2 - Henele consistently does his best to try and scrub out deaths of people with co-morbidities from the covid record (as we discussed above. His figure on page 20 only makes sense as it scrubs deaths with co-morbidities from the record)
3 - Henele’s legal case is entirely based on the CDC not waiting for a minimum of 2 months and getting the public/congressional discussions going.
I’ve been pretty clear about my thoughts on Henele’s position:
(1) is clearly nonsense. Even you don’t believe that, so there’s no one left defending it. I think we can just dispense with that claim as… what’s the word? Oh yes, bogus
(2) seems very wrong to me for reasons I’ve explained many times. I’ve yet to see anyone explain why it’s right to exclude people from the death toll who have high blood pressure, for example. Again, even you don’t seem to be arguing that it’s right to exclude such people from the death toll, so once again I’m not sure if anyone is really defending that position, so perhaps we can just dispense with this one too.

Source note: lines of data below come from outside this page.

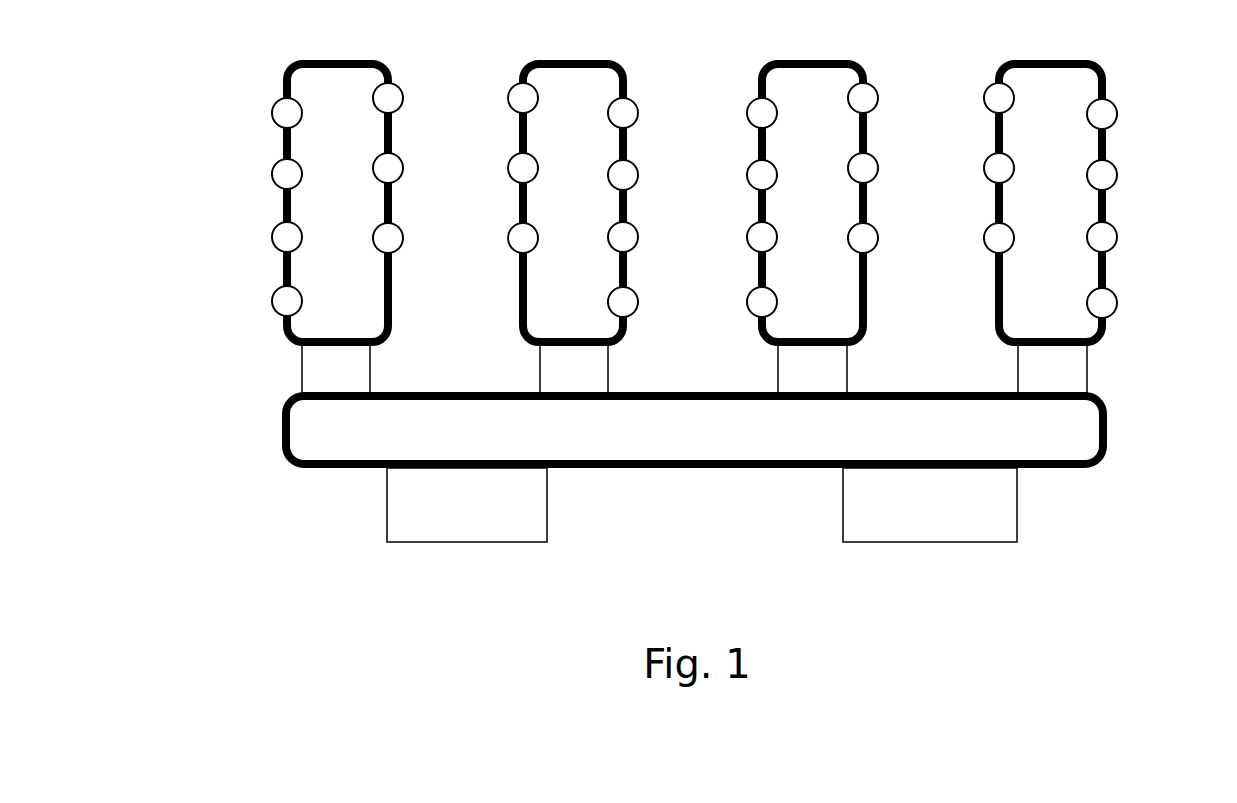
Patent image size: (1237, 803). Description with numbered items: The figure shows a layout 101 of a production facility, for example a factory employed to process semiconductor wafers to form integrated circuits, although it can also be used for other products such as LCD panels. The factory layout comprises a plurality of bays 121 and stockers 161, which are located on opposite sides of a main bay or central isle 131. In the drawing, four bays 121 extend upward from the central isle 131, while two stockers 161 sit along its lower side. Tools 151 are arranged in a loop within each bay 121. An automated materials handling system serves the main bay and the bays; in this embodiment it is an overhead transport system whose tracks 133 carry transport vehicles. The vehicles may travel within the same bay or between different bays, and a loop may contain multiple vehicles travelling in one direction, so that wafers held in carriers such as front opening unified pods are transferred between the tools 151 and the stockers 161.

The layout 101 is at (694, 329).
The bay 121 is at (337, 203).
The central isle 131 is at (694, 430).
The tracks 133 is at (283, 273).
The tool 151 is at (1117, 167).
The stocker 161 is at (702, 505).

(3) The legal case is utter foolishness, and none of the hundreds of lawyer or justice department officials that they approached (as of the time of the transcript) even bothered to reply to them. And you can usually find a lawyer to take any case, if you have the money. Waiting for 2-3 (or more) months during the exponentially increasing phase of a global pandemic, before working out your record-keeping system would have been utter madness in my opinion.

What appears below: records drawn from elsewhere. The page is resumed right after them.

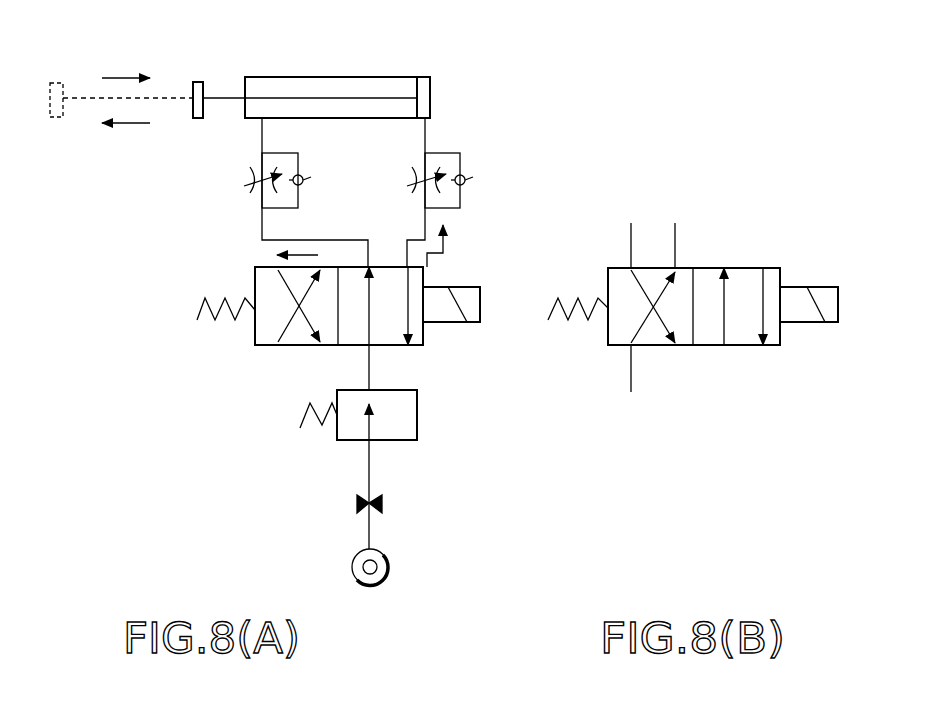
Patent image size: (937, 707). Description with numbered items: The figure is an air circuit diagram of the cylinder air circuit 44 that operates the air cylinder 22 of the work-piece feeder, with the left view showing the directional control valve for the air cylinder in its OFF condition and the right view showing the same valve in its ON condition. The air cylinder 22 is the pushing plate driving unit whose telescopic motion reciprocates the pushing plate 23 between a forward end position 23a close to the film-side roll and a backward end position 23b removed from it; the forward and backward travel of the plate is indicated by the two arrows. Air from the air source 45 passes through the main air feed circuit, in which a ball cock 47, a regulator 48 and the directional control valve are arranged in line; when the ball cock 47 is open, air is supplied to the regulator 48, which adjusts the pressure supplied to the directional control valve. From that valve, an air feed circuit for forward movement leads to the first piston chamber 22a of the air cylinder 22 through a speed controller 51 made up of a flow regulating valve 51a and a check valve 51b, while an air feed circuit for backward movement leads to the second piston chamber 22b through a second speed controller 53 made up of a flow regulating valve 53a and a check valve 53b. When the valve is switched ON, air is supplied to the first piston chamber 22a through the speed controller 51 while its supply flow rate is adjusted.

The air cylinder 22 is at (379, 59).
The first piston chamber 22a is at (433, 88).
The second piston chamber 22b is at (276, 88).
The pushing plate 23 is at (195, 118).
The forward end position 23a is at (60, 80).
The backward end position 23b is at (197, 82).
The cylinder air circuit 44 is at (542, 112).
The air source 45 is at (388, 565).
The ball cock 47 is at (383, 502).
The regulator 48 is at (417, 413).
The speed controller 51 is at (445, 156).
The flow regulating valve 51a is at (413, 173).
The check valve 51b is at (465, 167).
The speed controller 53 is at (269, 175).
The flow regulating valve 53a is at (252, 172).
The check valve 53b is at (305, 182).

In the end, I’m not sure how much you do actually support any of Henele’s concrete points above (1-3)… Maybe you could clarify at some point? You do, however, say that:
and yet, when I asked you for a concrete example of just how such exaggeration might be accomplished in the real world ,you are unable to come up with a single example. Not one single example of how the death toll for covid might be exaggerated, other than by darkly hinting at “sneaky intent” etc. - but, my old friend, that is just not any kind of proof. The simple question that is unanswered here is how does changing the order in which the cause of death is recorded inflate the numbers? I mean… how?

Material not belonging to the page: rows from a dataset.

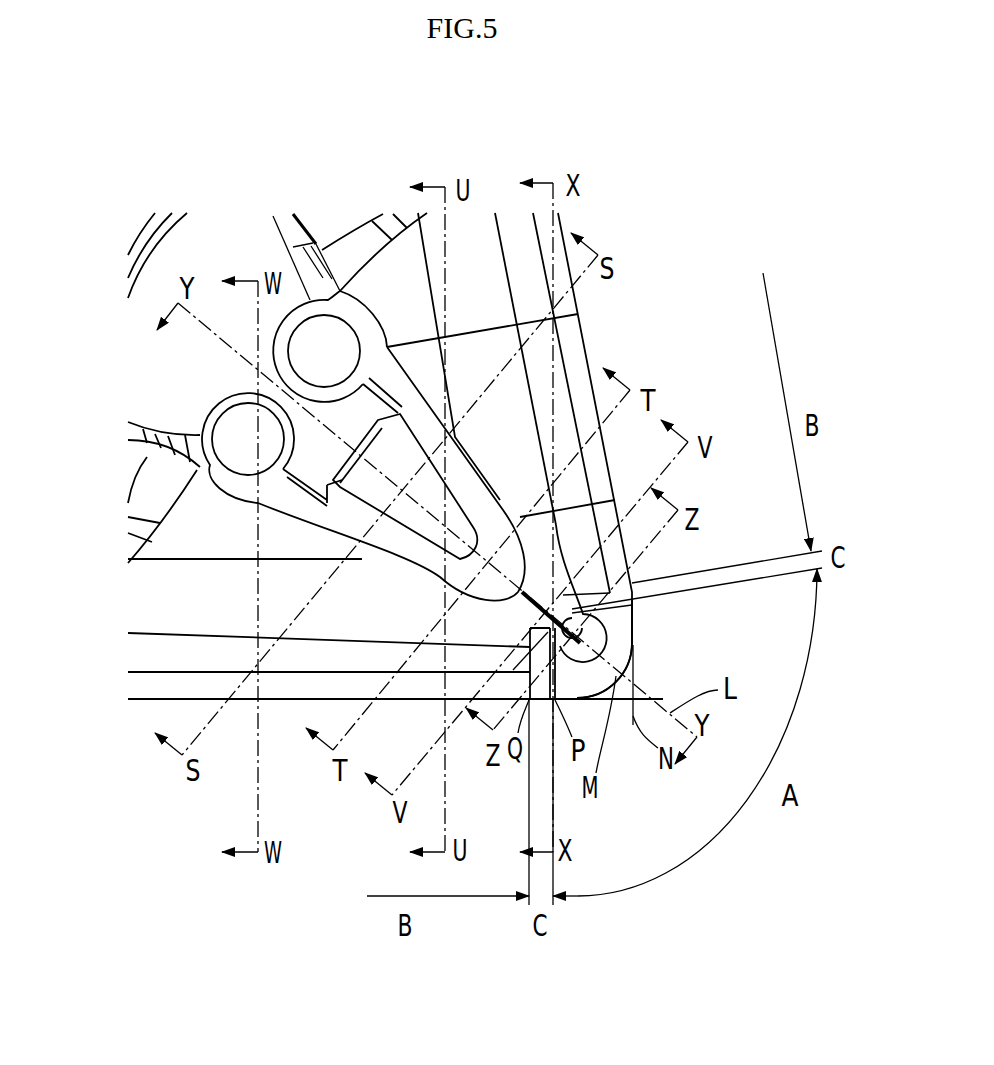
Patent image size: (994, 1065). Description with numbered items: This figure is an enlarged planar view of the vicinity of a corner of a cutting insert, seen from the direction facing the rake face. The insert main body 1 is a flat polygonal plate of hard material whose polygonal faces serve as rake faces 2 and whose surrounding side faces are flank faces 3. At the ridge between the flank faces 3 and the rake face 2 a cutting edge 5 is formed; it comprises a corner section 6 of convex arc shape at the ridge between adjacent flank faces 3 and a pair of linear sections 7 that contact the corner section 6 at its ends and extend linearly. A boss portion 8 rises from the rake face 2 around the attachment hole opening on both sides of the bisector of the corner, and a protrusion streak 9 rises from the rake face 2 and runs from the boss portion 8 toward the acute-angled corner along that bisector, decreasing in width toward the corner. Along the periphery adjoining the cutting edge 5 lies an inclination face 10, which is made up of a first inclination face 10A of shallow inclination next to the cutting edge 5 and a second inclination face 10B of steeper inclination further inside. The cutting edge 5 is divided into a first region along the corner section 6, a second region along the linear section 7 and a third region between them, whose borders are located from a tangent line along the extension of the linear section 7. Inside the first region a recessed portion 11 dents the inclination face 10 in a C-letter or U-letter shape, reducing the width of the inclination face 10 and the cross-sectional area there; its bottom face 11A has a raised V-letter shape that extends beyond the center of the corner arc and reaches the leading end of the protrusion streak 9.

The insert main body 1 is at (618, 360).
The rake face 2 is at (577, 542).
The flank face 3 is at (585, 342).
The cutting edge 5 is at (639, 673).
The corner section 6 is at (603, 686).
The linear section 7 is at (623, 543).
The boss portion 8 is at (337, 227).
The protrusion streak 9 is at (410, 523).
The inclination face 10 is at (648, 600).
The first inclination face 10A is at (608, 648).
The second inclination face 10B is at (603, 618).
The recessed portion 11 is at (550, 641).
The bottom face 11A is at (545, 568).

It’s a bit of a shame that you didn’t take the opportunity to try and come up with a concrete example to show how how the change in the reporting led to these alleged massive exaggerations. That is the heart of the matter under discussion, and the heart of the reason why Henele feels like he needs to go to court and would have given us a real world situation to think about.
If you ever do get round to thinking of such an example, then I would be happy to discuss it, and we can consider how likely such examples were to occur in real life. If not, then I’m happy to leave it as an unproven conjecture that I simply don’t believe, and wait for any evidence or whistle-blowers to be forthcoming, much like the “Russia hacked the US elections” story.
Cheers bwana.
PP
EDIT: Actually, one important point I didn’t make on co-morbidities. The CHD article you cite actually gives a perfectly good reason for why the CDC made the changes they did. By making the change, the CDC were able to track both Covid and the co-morbidities accurately (even Henele himself admits this). Had they not made the changes they did, they would have tracked only the co-morbidities and lost track of Covid. Of course, this is exactly what Henele wants in order to try and scrub the covid deaths, but it would have been incredibly and completely wrong to record things in this way. I can explain in more detail if you like, but the CHD clinches the argument for me that Henele’s thinking is plain wrong on all this.